Weather: Showery most of the day, with a significant pulse of snow from 10am till early afternoon. Storm total ~10″ snow, with .8″ SWE.
Snowpack: Went looking to see if the Jan 20th interface would reactivate under the weight of a new load. Turns out the Jan 20th interface wouldn’t be our concern.
Found radically different structures between slopes that had and had not avalanched. We dug in 2 slopes that had not avalanched, which gave us information that we misapplied the slopes below, which it turns out had avalanched previously and had much different structure.
First, went to look for 1/20 interface in a deep spot with light drifting near treeline. Northeast aspect, 11,200′. HS 240cm. ECTX, with slab fractures within in the new snow. No concern at the 1/20 interface, down 50cm.
Second, went to look for changes to 1/20 interface within 10 or 15′ of a skier triggered avalanche from last week. Northeast aspect, 11,100′. HS 140cm. ECTX, with slab fractures within the new snow. No concern at the 1/20 interface, down 50cm.
Third, dropped into a slope that we believed had not avalanched this season, expecting to trigger a shallow storm slab in the new snow. A little ways down the slope, at the first significant roll-over, one skier placed a hard cut and triggered D1.5 slide, about 50cm deep. The hitch was the total HS was only 80cm. This slope had slid before, leaving a dramatically different 1/20 interface, with much, much, much weaker snow. There was no visual indication that the slope had previously avalanched, and only a change in feel underfoot right at the point of the avalanche. After the first skier moved to safe ground, a second skier came down near the first track and remotely triggered (15′ away) a much broader avalanche in steeper adjacent terrain. Same structure, the slope had slid previously. At that point, both skiers skinned back to the ridge, opting to avoid this unexpected change in conditions and revert to the great snow on the lower angles sunny slopes.

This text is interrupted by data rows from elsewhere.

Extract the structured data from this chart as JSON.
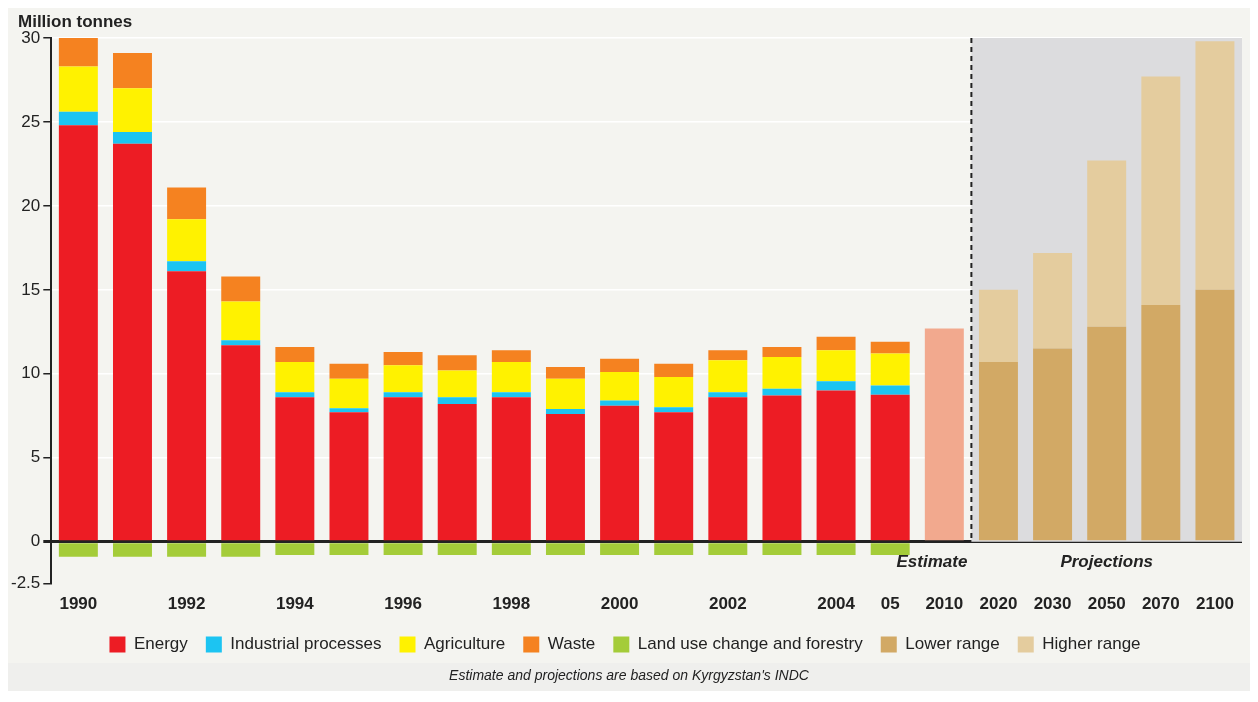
{
  "chart_data": {
    "type": "bar",
    "stacked": true,
    "ylabel": "Million tonnes",
    "categories": [
      "1990",
      null,
      "1992",
      null,
      "1994",
      null,
      "1996",
      null,
      "1998",
      null,
      "2000",
      null,
      "2002",
      null,
      "2004",
      "05",
      "2010",
      "2020",
      "2030",
      "2050",
      "2070",
      "2100"
    ],
    "series": [
      {
        "name": "Energy",
        "color": "#ed1c24",
        "values": [
          24.8,
          23.7,
          16.1,
          11.7,
          8.6,
          7.7,
          8.6,
          8.2,
          8.6,
          7.6,
          8.1,
          7.7,
          8.6,
          8.7,
          9.0,
          8.75,
          null,
          null,
          null,
          null,
          null,
          null
        ]
      },
      {
        "name": "Industrial processes",
        "color": "#1cc4f2",
        "values": [
          0.8,
          0.7,
          0.6,
          0.3,
          0.3,
          0.25,
          0.3,
          0.4,
          0.3,
          0.3,
          0.3,
          0.3,
          0.3,
          0.4,
          0.55,
          0.55,
          null,
          null,
          null,
          null,
          null,
          null
        ]
      },
      {
        "name": "Agriculture",
        "color": "#fff200",
        "values": [
          2.7,
          2.6,
          2.5,
          2.3,
          1.8,
          1.75,
          1.6,
          1.6,
          1.8,
          1.8,
          1.7,
          1.8,
          1.9,
          1.9,
          1.85,
          1.9,
          null,
          null,
          null,
          null,
          null,
          null
        ]
      },
      {
        "name": "Waste",
        "color": "#f58220",
        "values": [
          1.7,
          2.1,
          1.9,
          1.5,
          0.9,
          0.9,
          0.8,
          0.9,
          0.7,
          0.7,
          0.8,
          0.8,
          0.6,
          0.6,
          0.8,
          0.7,
          null,
          null,
          null,
          null,
          null,
          null
        ]
      },
      {
        "name": "Land use change and forestry",
        "color": "#a4cc39",
        "values": [
          -0.9,
          -0.9,
          -0.9,
          -0.9,
          -0.8,
          -0.8,
          -0.8,
          -0.8,
          -0.8,
          -0.8,
          -0.8,
          -0.8,
          -0.8,
          -0.8,
          -0.8,
          -0.8,
          null,
          null,
          null,
          null,
          null,
          null
        ]
      },
      {
        "color": "#f2a98e",
        "values": [
          null,
          null,
          null,
          null,
          null,
          null,
          null,
          null,
          null,
          null,
          null,
          null,
          null,
          null,
          null,
          null,
          12.7,
          null,
          null,
          null,
          null,
          null
        ]
      },
      {
        "name": "Lower range",
        "color": "#d2a965",
        "values": [
          null,
          null,
          null,
          null,
          null,
          null,
          null,
          null,
          null,
          null,
          null,
          null,
          null,
          null,
          null,
          null,
          null,
          10.7,
          11.5,
          12.8,
          14.1,
          15.0
        ]
      },
      {
        "name": "Higher range",
        "color": "#e4cc9e",
        "values": [
          null,
          null,
          null,
          null,
          null,
          null,
          null,
          null,
          null,
          null,
          null,
          null,
          null,
          null,
          null,
          null,
          null,
          4.3,
          5.7,
          9.9,
          13.6,
          14.8
        ]
      }
    ],
    "ylim": [
      -2.5,
      30
    ],
    "yticks": [
      -2.5,
      0,
      5,
      10,
      15,
      20,
      25,
      30
    ],
    "grid": "y",
    "legend": "bottom",
    "bands": [
      {
        "axis": "x",
        "from": "2020",
        "to": "2100",
        "label": "Projections",
        "color": "#dcdcde"
      }
    ],
    "ref_lines": [
      {
        "axis": "x",
        "value": "2020",
        "color": "#222222",
        "line_style": "dashed"
      }
    ],
    "annotations": [
      "Estimate",
      "Estimate and projections are based on Kyrgyzstan's INDC"
    ]
  }
}
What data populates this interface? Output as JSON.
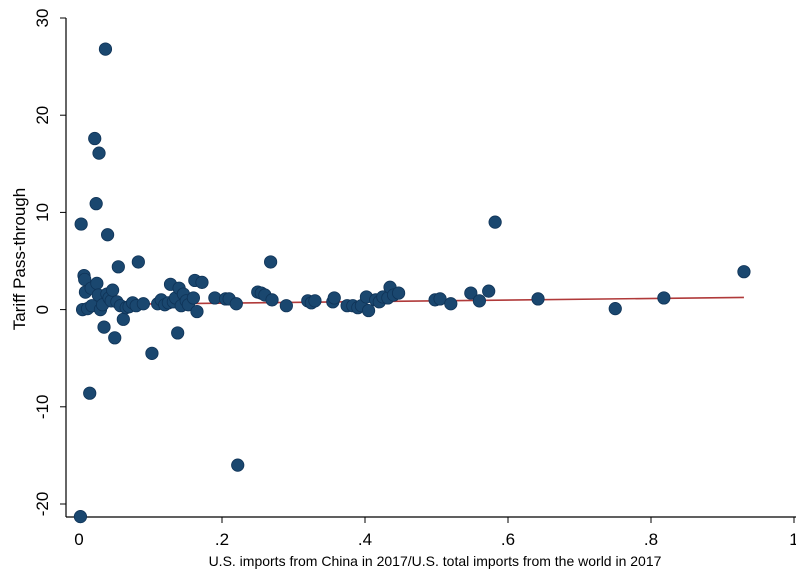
{
  "chart_data": {
    "type": "scatter",
    "xlabel": "U.S. imports from China in 2017/U.S. total imports from the world in 2017",
    "ylabel": "Tariff Pass-through",
    "xlim": [
      0,
      1
    ],
    "ylim": [
      -22,
      30
    ],
    "x_ticks": [
      {
        "value": 0,
        "label": "0"
      },
      {
        "value": 0.2,
        "label": ".2"
      },
      {
        "value": 0.4,
        "label": ".4"
      },
      {
        "value": 0.6,
        "label": ".6"
      },
      {
        "value": 0.8,
        "label": ".8"
      },
      {
        "value": 1,
        "label": "1"
      }
    ],
    "y_ticks": [
      {
        "value": -20,
        "label": "-20"
      },
      {
        "value": -10,
        "label": "-10"
      },
      {
        "value": 0,
        "label": "0"
      },
      {
        "value": 10,
        "label": "10"
      },
      {
        "value": 20,
        "label": "20"
      },
      {
        "value": 30,
        "label": "30"
      }
    ],
    "grid": false,
    "marker_color": "#1a476f",
    "fit_color": "#b03a3a",
    "series": [
      {
        "points": [
          [
            0.002,
            -21.3
          ],
          [
            0.003,
            8.8
          ],
          [
            0.005,
            0.0
          ],
          [
            0.007,
            3.5
          ],
          [
            0.008,
            3.1
          ],
          [
            0.009,
            1.8
          ],
          [
            0.012,
            0.1
          ],
          [
            0.015,
            -8.6
          ],
          [
            0.017,
            2.2
          ],
          [
            0.018,
            0.4
          ],
          [
            0.022,
            17.6
          ],
          [
            0.024,
            10.9
          ],
          [
            0.025,
            2.7
          ],
          [
            0.027,
            1.5
          ],
          [
            0.028,
            16.1
          ],
          [
            0.03,
            0.0
          ],
          [
            0.033,
            0.5
          ],
          [
            0.035,
            -1.8
          ],
          [
            0.037,
            26.8
          ],
          [
            0.039,
            1.6
          ],
          [
            0.04,
            7.7
          ],
          [
            0.042,
            1.2
          ],
          [
            0.045,
            0.9
          ],
          [
            0.047,
            2.0
          ],
          [
            0.05,
            -2.9
          ],
          [
            0.053,
            0.8
          ],
          [
            0.055,
            4.4
          ],
          [
            0.058,
            0.4
          ],
          [
            0.062,
            -1.0
          ],
          [
            0.066,
            0.2
          ],
          [
            0.07,
            0.3
          ],
          [
            0.075,
            0.7
          ],
          [
            0.08,
            0.4
          ],
          [
            0.083,
            4.9
          ],
          [
            0.09,
            0.6
          ],
          [
            0.102,
            -4.5
          ],
          [
            0.11,
            0.6
          ],
          [
            0.115,
            1.0
          ],
          [
            0.12,
            0.5
          ],
          [
            0.125,
            0.7
          ],
          [
            0.128,
            2.6
          ],
          [
            0.132,
            0.8
          ],
          [
            0.135,
            1.2
          ],
          [
            0.138,
            -2.4
          ],
          [
            0.14,
            2.2
          ],
          [
            0.143,
            0.4
          ],
          [
            0.146,
            1.6
          ],
          [
            0.15,
            0.9
          ],
          [
            0.153,
            0.5
          ],
          [
            0.16,
            1.2
          ],
          [
            0.162,
            3.0
          ],
          [
            0.165,
            -0.2
          ],
          [
            0.172,
            2.8
          ],
          [
            0.19,
            1.2
          ],
          [
            0.205,
            1.1
          ],
          [
            0.21,
            1.1
          ],
          [
            0.22,
            0.6
          ],
          [
            0.222,
            -16.0
          ],
          [
            0.25,
            1.8
          ],
          [
            0.255,
            1.7
          ],
          [
            0.26,
            1.5
          ],
          [
            0.268,
            4.9
          ],
          [
            0.27,
            1.0
          ],
          [
            0.29,
            0.4
          ],
          [
            0.32,
            0.9
          ],
          [
            0.325,
            0.7
          ],
          [
            0.33,
            0.9
          ],
          [
            0.355,
            0.8
          ],
          [
            0.357,
            1.2
          ],
          [
            0.375,
            0.4
          ],
          [
            0.383,
            0.4
          ],
          [
            0.39,
            0.2
          ],
          [
            0.395,
            0.4
          ],
          [
            0.402,
            1.3
          ],
          [
            0.405,
            -0.1
          ],
          [
            0.415,
            1.0
          ],
          [
            0.42,
            0.8
          ],
          [
            0.425,
            1.3
          ],
          [
            0.432,
            1.2
          ],
          [
            0.435,
            2.3
          ],
          [
            0.44,
            1.5
          ],
          [
            0.447,
            1.7
          ],
          [
            0.498,
            1.0
          ],
          [
            0.505,
            1.1
          ],
          [
            0.52,
            0.6
          ],
          [
            0.548,
            1.7
          ],
          [
            0.56,
            0.9
          ],
          [
            0.573,
            1.9
          ],
          [
            0.582,
            9.0
          ],
          [
            0.642,
            1.1
          ],
          [
            0.75,
            0.1
          ],
          [
            0.818,
            1.2
          ],
          [
            0.93,
            3.9
          ]
        ]
      }
    ],
    "fit_line": {
      "x": [
        0.0,
        0.93
      ],
      "y": [
        0.5,
        1.25
      ]
    }
  }
}
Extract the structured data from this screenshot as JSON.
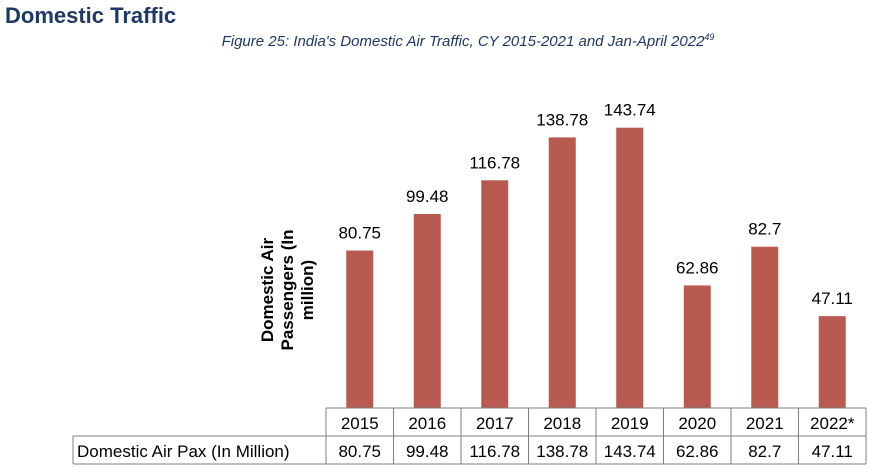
{
  "heading": "Domestic Traffic",
  "caption": {
    "text": "Figure 25: India's Domestic Air Traffic, CY 2015-2021 and Jan-April 2022",
    "superscript": "49"
  },
  "colors": {
    "bar": "#b85a50",
    "heading": "#1f3864",
    "grid": "#7f7f7f"
  },
  "chart_data": {
    "type": "bar",
    "categories": [
      "2015",
      "2016",
      "2017",
      "2018",
      "2019",
      "2020",
      "2021",
      "2022*"
    ],
    "values": [
      80.75,
      99.48,
      116.78,
      138.78,
      143.74,
      62.86,
      82.7,
      47.11
    ],
    "value_labels": [
      "80.75",
      "99.48",
      "116.78",
      "138.78",
      "143.74",
      "62.86",
      "82.7",
      "47.11"
    ],
    "ylabel": "Domestic Air Passengers (In million)",
    "ylim": [
      0,
      160
    ],
    "grid": false,
    "data_table": {
      "row_label": "Domestic Air Pax (In Million)",
      "values": [
        "80.75",
        "99.48",
        "116.78",
        "138.78",
        "143.74",
        "62.86",
        "82.7",
        "47.11"
      ]
    }
  }
}
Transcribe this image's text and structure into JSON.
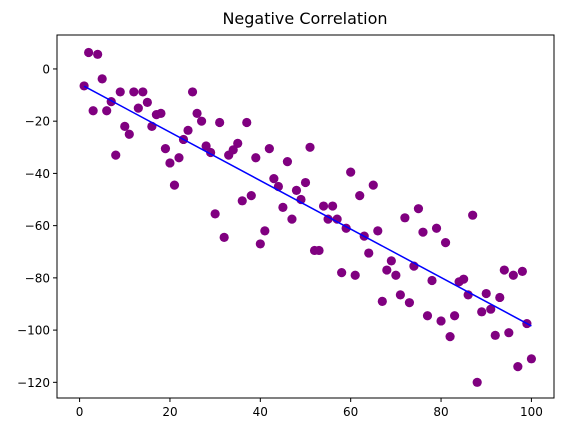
{
  "chart_data": {
    "type": "scatter",
    "title": "Negative Correlation",
    "xlabel": "",
    "ylabel": "",
    "xlim": [
      -5,
      105
    ],
    "ylim": [
      -126,
      13
    ],
    "x_ticks": [
      0,
      20,
      40,
      60,
      80,
      100
    ],
    "y_ticks": [
      0,
      -20,
      -40,
      -60,
      -80,
      -100,
      -120
    ],
    "grid": false,
    "point_color": "#800080",
    "line_color": "#0000ff",
    "points": [
      [
        1,
        -6.5
      ],
      [
        2,
        6.3
      ],
      [
        3,
        -16
      ],
      [
        4,
        5.6
      ],
      [
        5,
        -3.8
      ],
      [
        6,
        -16
      ],
      [
        7,
        -12.5
      ],
      [
        8,
        -33
      ],
      [
        9,
        -8.8
      ],
      [
        10,
        -22
      ],
      [
        11,
        -25
      ],
      [
        12,
        -8.8
      ],
      [
        13,
        -15
      ],
      [
        14,
        -8.8
      ],
      [
        15,
        -12.8
      ],
      [
        16,
        -22
      ],
      [
        17,
        -17.5
      ],
      [
        18,
        -17
      ],
      [
        19,
        -30.5
      ],
      [
        20,
        -36
      ],
      [
        21,
        -44.5
      ],
      [
        22,
        -34
      ],
      [
        23,
        -27
      ],
      [
        24,
        -23.5
      ],
      [
        25,
        -8.8
      ],
      [
        26,
        -17
      ],
      [
        27,
        -20
      ],
      [
        28,
        -29.5
      ],
      [
        29,
        -32
      ],
      [
        30,
        -55.5
      ],
      [
        31,
        -20.5
      ],
      [
        32,
        -64.5
      ],
      [
        33,
        -33
      ],
      [
        34,
        -31
      ],
      [
        35,
        -28.5
      ],
      [
        36,
        -50.5
      ],
      [
        37,
        -20.5
      ],
      [
        38,
        -48.5
      ],
      [
        39,
        -34
      ],
      [
        40,
        -67
      ],
      [
        41,
        -62
      ],
      [
        42,
        -30.5
      ],
      [
        43,
        -42
      ],
      [
        44,
        -45
      ],
      [
        45,
        -53
      ],
      [
        46,
        -35.5
      ],
      [
        47,
        -57.5
      ],
      [
        48,
        -46.5
      ],
      [
        49,
        -50
      ],
      [
        50,
        -43.5
      ],
      [
        51,
        -30
      ],
      [
        52,
        -69.5
      ],
      [
        53,
        -69.5
      ],
      [
        54,
        -52.5
      ],
      [
        55,
        -57.5
      ],
      [
        56,
        -52.5
      ],
      [
        57,
        -57.5
      ],
      [
        58,
        -78
      ],
      [
        59,
        -61
      ],
      [
        60,
        -39.5
      ],
      [
        61,
        -79
      ],
      [
        62,
        -48.5
      ],
      [
        63,
        -64
      ],
      [
        64,
        -70.5
      ],
      [
        65,
        -44.5
      ],
      [
        66,
        -62
      ],
      [
        67,
        -89
      ],
      [
        68,
        -77
      ],
      [
        69,
        -73.5
      ],
      [
        70,
        -79
      ],
      [
        71,
        -86.5
      ],
      [
        72,
        -57
      ],
      [
        73,
        -89.5
      ],
      [
        74,
        -75.5
      ],
      [
        75,
        -53.5
      ],
      [
        76,
        -62.5
      ],
      [
        77,
        -94.5
      ],
      [
        78,
        -81
      ],
      [
        79,
        -61
      ],
      [
        80,
        -96.5
      ],
      [
        81,
        -66.5
      ],
      [
        82,
        -102.5
      ],
      [
        83,
        -94.5
      ],
      [
        84,
        -81.5
      ],
      [
        85,
        -80.5
      ],
      [
        86,
        -86.5
      ],
      [
        87,
        -56
      ],
      [
        88,
        -120
      ],
      [
        89,
        -93
      ],
      [
        90,
        -86
      ],
      [
        91,
        -92
      ],
      [
        92,
        -102
      ],
      [
        93,
        -87.5
      ],
      [
        94,
        -77
      ],
      [
        95,
        -101
      ],
      [
        96,
        -79
      ],
      [
        97,
        -114
      ],
      [
        98,
        -77.5
      ],
      [
        99,
        -97.5
      ],
      [
        100,
        -111
      ]
    ],
    "fit_line": {
      "x": [
        1,
        100
      ],
      "y": [
        -6.6,
        -98.4
      ]
    }
  }
}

Big lesson learned – thinking we were digging and looking for one problem, we found another problem, that was far touchier and broader propagating than expected. We were trying to figure out and find the weak layer responsible for the avalanches triggered a week before, which had been described as “wickedly touchy.” Our evidence in profiles very close to the prior avalanches didn’t match what we expected to find, nor the prior reports. Turns out we were in a completely different snowpack, because they were several feet outside of previous avalanches. When the evidence doesn’t match the report (of touchy conditions recently) consider the weirdness as a sign of uncertainty – proceed with caution. Fortunately, our habits of skiing the less exposed lines payed dividents, though it was too close for comfort.
Bottom line – head’s up, the slopes that avalanched in the Holiday cycle, or the early January cycle have reloaded in the deeper snow zones around Paradise Divide, and they may react much differently than the adjacent terrain with an intact full-season’s snowpack.